We’ve structured the form in a way that tries not to add too much overhead to simple requests. If you walk through it, you’ll notice the form has some basic control flow logic based on request type; so for example, we make it very easy to report a bug by asking only two questions (“what needs to be fixed?” and “is this a blocker?”).

Our intake form isn’t a substitute for conversation; it’s the foundation for it. Adding this step before a kickoff conversation provides us with extremely useful information and gives us context and time to digest and prepare, making our conversations more informed and more productive. Put another way: the answers provided on the form aren’t taken as gospel; they help to understand the ask, and give us a better foundation for further conversation.

Further iteration

I’ve loved reading through the conversation started by my tweet, and it’s already given me lots of ideas for iterating on our form. In that spirit, I wanted to share a couple of intake questions I found interesting:

  • Who will see this deliverable?
    Knowing your audience is key for creating an appropriate deliverable! A data person may be okay with a metric labeled median_days_conversion, but that metric would probably need more context to land in a board room.

    Above said, I can’t tell you the number of times I’ve created a deliverable for one team and received questions or feedback from another. Unless the thing lives on my computer, I assume it will be shared, but asking with who specifically is intriguing.

  • Will this deliver business value within 90 days?

    This straight 🔥 is brought to you by GitLab’s visualization / dashboard request template, and reminds me of a question we used at a previous company, basically “Which OKR will this move?” (with a link to the company-wide OKRs).

    Asking these kinds of questions outright both reduces lazy asks and ensures that your work will deliver meaningful value to your organization; both are wins in my book.

If you’re considering creating your own form, I can’t recommend templating, in general, enough. Before this form, I worked on a couple of similar ideas (a ticket template and hypothesis / analysis outline docs), and many of the questions on our form came from these past experiences — all of which improved data team workflow. I hope our intake form template is helpful as a jumping off point for anyone who wants to create something similar in their company.

If you’ve created something similar for your company, or have questions about our form, I’d love to chat more on Twitter or in the comments here. If you’d like to get new posts delivered to your inbox, please subscribe via the link below. Thanks for reading!

3 thoughts on “An Intake Form for Data Requests”

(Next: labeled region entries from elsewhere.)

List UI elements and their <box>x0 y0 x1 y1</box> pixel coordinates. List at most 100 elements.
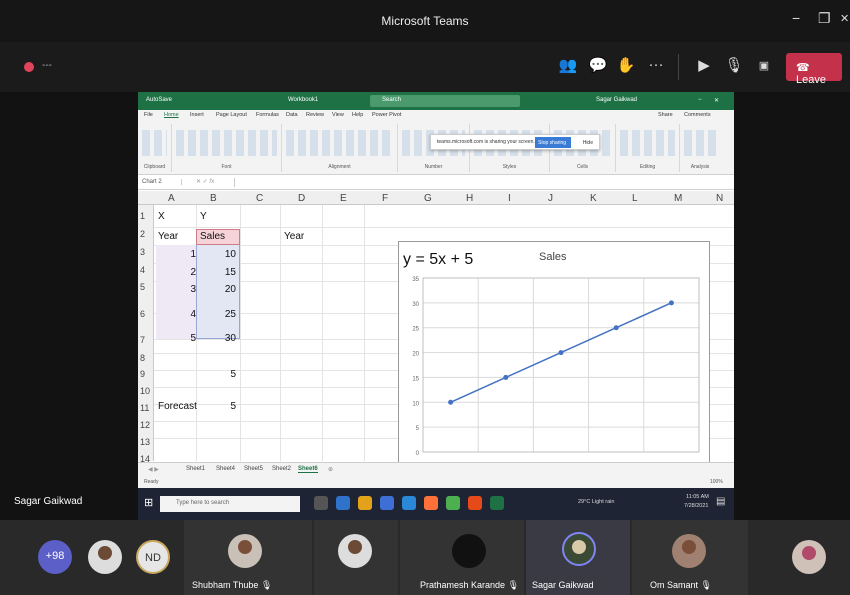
tab-review[interactable]: Review <box>306 112 324 118</box>
excel-close[interactable]: ✕ <box>714 97 719 104</box>
mail-icon[interactable] <box>402 496 416 510</box>
worksheet-grid[interactable]: A B C D E F G H I J K L M N 1 2 3 4 5 6 … <box>138 191 734 465</box>
overflow-participants-badge[interactable]: +98 <box>38 540 72 574</box>
cell-a7[interactable]: 5 <box>154 333 196 344</box>
tab-page-layout[interactable]: Page Layout <box>216 112 247 118</box>
cell-b4[interactable]: 15 <box>194 267 236 278</box>
col-header-i[interactable]: I <box>508 193 511 204</box>
chrome-icon[interactable] <box>446 496 460 510</box>
cell-a4[interactable]: 2 <box>154 267 196 278</box>
row-header-8[interactable]: 8 <box>140 353 145 363</box>
cell-b3[interactable]: 10 <box>194 249 236 260</box>
reactions-icon[interactable]: ✋ <box>614 56 638 74</box>
col-header-j[interactable]: J <box>548 193 553 204</box>
col-header-h[interactable]: H <box>466 193 473 204</box>
sheet-tab-active[interactable]: Sheet6 <box>298 466 318 473</box>
sheet-tab-3[interactable]: Sheet5 <box>244 466 263 472</box>
tab-data[interactable]: Data <box>286 112 298 118</box>
cell-a11[interactable]: Forecast <box>158 401 197 412</box>
cell-a3[interactable]: 1 <box>154 249 196 260</box>
formula-input[interactable] <box>234 178 714 187</box>
participant-tile[interactable]: Om Samant 🎙 <box>632 520 748 595</box>
more-actions-icon[interactable]: ··· <box>644 56 668 73</box>
hide-button[interactable]: Hide <box>583 140 593 146</box>
cell-a2[interactable]: Year <box>158 231 178 242</box>
comments-button[interactable]: Comments <box>684 112 711 118</box>
participant-tile[interactable]: Prathamesh Karande 🎙 <box>400 520 524 595</box>
file-explorer-icon[interactable] <box>358 496 372 510</box>
row-header-5[interactable]: 5 <box>140 282 145 292</box>
row-header-9[interactable]: 9 <box>140 369 145 379</box>
tab-home[interactable]: Home <box>164 112 179 118</box>
col-header-c[interactable]: C <box>256 193 263 204</box>
cell-b2[interactable]: Sales <box>200 231 225 242</box>
col-header-l[interactable]: L <box>632 193 638 204</box>
weather-widget[interactable]: 29°C Light rain <box>578 499 614 505</box>
col-header-a[interactable]: A <box>168 193 175 204</box>
cell-a5[interactable]: 3 <box>154 284 196 295</box>
stop-sharing-button[interactable]: Stop sharing <box>535 137 571 148</box>
ribbon-group-analysis[interactable]: Analysis <box>680 124 720 172</box>
edge-icon[interactable] <box>336 496 350 510</box>
sheet-tab-2[interactable]: Sheet4 <box>216 466 235 472</box>
tab-insert[interactable]: Insert <box>190 112 204 118</box>
sheet-tab-4[interactable]: Sheet2 <box>272 466 291 472</box>
taskbar-search[interactable]: Type here to search <box>160 496 300 512</box>
ribbon-group-editing[interactable]: Editing <box>616 124 680 172</box>
participant-tile[interactable]: Shubham Thube 🎙 <box>184 520 312 595</box>
col-header-g[interactable]: G <box>424 193 432 204</box>
autosave-label[interactable]: AutoSave <box>146 97 172 103</box>
cell-a1[interactable]: X <box>158 211 165 222</box>
col-header-d[interactable]: D <box>298 193 305 204</box>
name-box[interactable]: Chart 2 <box>142 179 182 185</box>
share-tray-icon[interactable]: ▣ <box>752 59 776 72</box>
cell-b11[interactable]: 5 <box>194 401 236 412</box>
row-header-6[interactable]: 6 <box>140 309 145 319</box>
mic-off-icon[interactable]: 🎙 <box>722 56 746 74</box>
col-header-f[interactable]: F <box>382 193 388 204</box>
row-header-13[interactable]: 13 <box>140 437 150 447</box>
ribbon-group-clipboard[interactable]: Clipboard <box>138 124 172 172</box>
row-header-3[interactable]: 3 <box>140 247 145 257</box>
ribbon-group-alignment[interactable]: Alignment <box>282 124 398 172</box>
cell-b1[interactable]: Y <box>200 211 207 222</box>
row-header-2[interactable]: 2 <box>140 229 145 239</box>
close-button[interactable]: ✕ <box>840 12 849 25</box>
cell-b6[interactable]: 25 <box>194 309 236 320</box>
col-header-n[interactable]: N <box>716 193 723 204</box>
col-header-k[interactable]: K <box>590 193 597 204</box>
participant-avatar[interactable] <box>88 540 122 574</box>
col-header-m[interactable]: M <box>674 193 682 204</box>
store-icon[interactable] <box>380 496 394 510</box>
app-icon[interactable] <box>468 496 482 510</box>
cell-b9[interactable]: 5 <box>194 369 236 380</box>
tab-view[interactable]: View <box>332 112 344 118</box>
excel-search-box[interactable]: Search <box>370 95 520 107</box>
embedded-chart[interactable]: y = 5x + 5 Sales 0 5 10 15 20 25 30 35 <box>398 241 710 465</box>
row-header-7[interactable]: 7 <box>140 335 145 345</box>
row-header-12[interactable]: 12 <box>140 420 150 430</box>
notification-icon[interactable]: ▤ <box>716 496 725 507</box>
ribbon-group-font[interactable]: Font <box>172 124 282 172</box>
chat-icon[interactable]: 💬 <box>586 56 610 74</box>
col-header-e[interactable]: E <box>340 193 347 204</box>
task-view-icon[interactable] <box>314 496 328 510</box>
camera-off-icon[interactable]: ▶ <box>692 56 716 74</box>
row-header-10[interactable]: 10 <box>140 386 150 396</box>
cell-a6[interactable]: 4 <box>154 309 196 320</box>
participant-tile[interactable] <box>314 520 398 595</box>
zoom-level[interactable]: 100% <box>710 479 723 485</box>
cell-b7[interactable]: 30 <box>194 333 236 344</box>
participants-icon[interactable]: 👥 <box>556 56 580 74</box>
firefox-icon[interactable] <box>424 496 438 510</box>
windows-start-icon[interactable]: ⊞ <box>144 496 153 509</box>
sheet-tab-1[interactable]: Sheet1 <box>186 466 205 472</box>
tab-file[interactable]: File <box>144 112 153 118</box>
tab-power-pivot[interactable]: Power Pivot <box>372 112 401 118</box>
row-header-11[interactable]: 11 <box>140 403 149 413</box>
row-header-4[interactable]: 4 <box>140 265 145 275</box>
minimize-button[interactable]: − <box>792 10 800 26</box>
share-button[interactable]: Share <box>658 112 673 118</box>
col-header-b[interactable]: B <box>210 193 217 204</box>
participant-initials-avatar[interactable]: ND <box>136 540 170 574</box>
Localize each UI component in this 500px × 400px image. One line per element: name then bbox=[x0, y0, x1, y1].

  1. Love this, Caitlin, thanks for sharing!
    I work on a team that receives a lot of requests through all the various channels you mentioned – and they often come through in the format “I need ‘x’ solution to solve my problems” v. “I have ‘y’ problem, can you help me solve it?”

    I love the quote from “Inspired” author Marty Cagan, “…fall in love with the problem, not the solution.” We’ve found that framing our conversations through this lens can help uncover the right questions to ask; questions that can ultimately end up on intake forms and other standardized processes that are meant to help scale a team’s impact.

    Liked by 1 person

  2. I wish more companies had something like this to start or that more people were aware of it. It’s one of the first things I talk through with companies (whether that’s in consulting or as I’ve interviewed for a position) – who receives the work, what is supposed to be the end result, does it drive business metrics, how often should updates be expected (if at all), who else needs to be involved to ensure a clear view – too often companies miss many of these. Thanks for bringing what you’re doing to light!


  3. This is exactly what we are doing with our new webform! People emailing saying “can I have some data”, and then I spend ages trying to get out of them what they need it for, who they need it for, and what they actually mean by data (usually statistics rather than data when it comes down to it).